Dual Regularized Optimal Transport

TL;DR

This paper introduces Dual Regularized Optimal Transport (DROT), a novel unbalanced optimal transport formulation that promotes sparsity, offers control over mass variation, and is scalable with advanced optimization methods, supported by theoretical and experimental validation.

Contribution

The paper proposes DROT, a new unbalanced optimal transport formulation with dual regularization, enabling sparse solutions and control over mass changes, and demonstrates its scalability and effectiveness.

Findings

DROT produces sparse solutions with controlled mass creation/destruction.

Theoretical analysis confirms desirable properties of DROT solutions.

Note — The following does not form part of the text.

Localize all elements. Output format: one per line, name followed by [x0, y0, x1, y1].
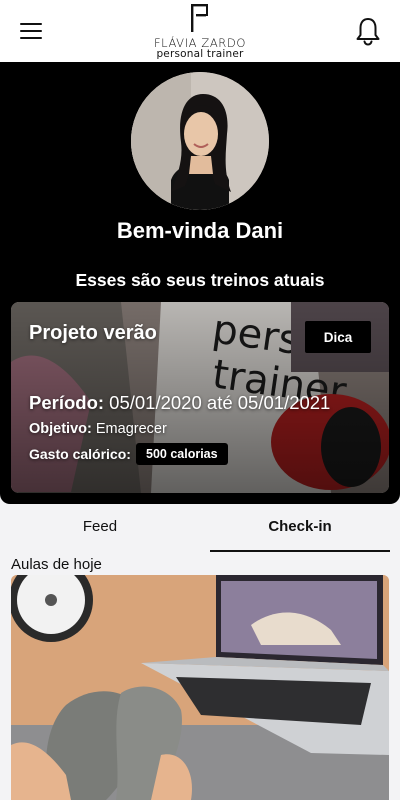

Experimental results show DROT's scalability and performance at large scales.

Abstract

In this paper, we present a new formulation of unbalanced optimal transport called Dual Regularized Optimal Transport (DROT). We argue that regularizing the dual formulation of optimal transport results in a version of unbalanced optimal transport that leads to sparse solutions and that gives us control over mass creation and destruction. We build intuition behind such control and present theoretical properties of the solutions to DROT. We demonstrate that due to recent advances in optimization techniques, we can feasibly solve such a formulation at large scales and present extensive experimental evidence for this formulation and its solution.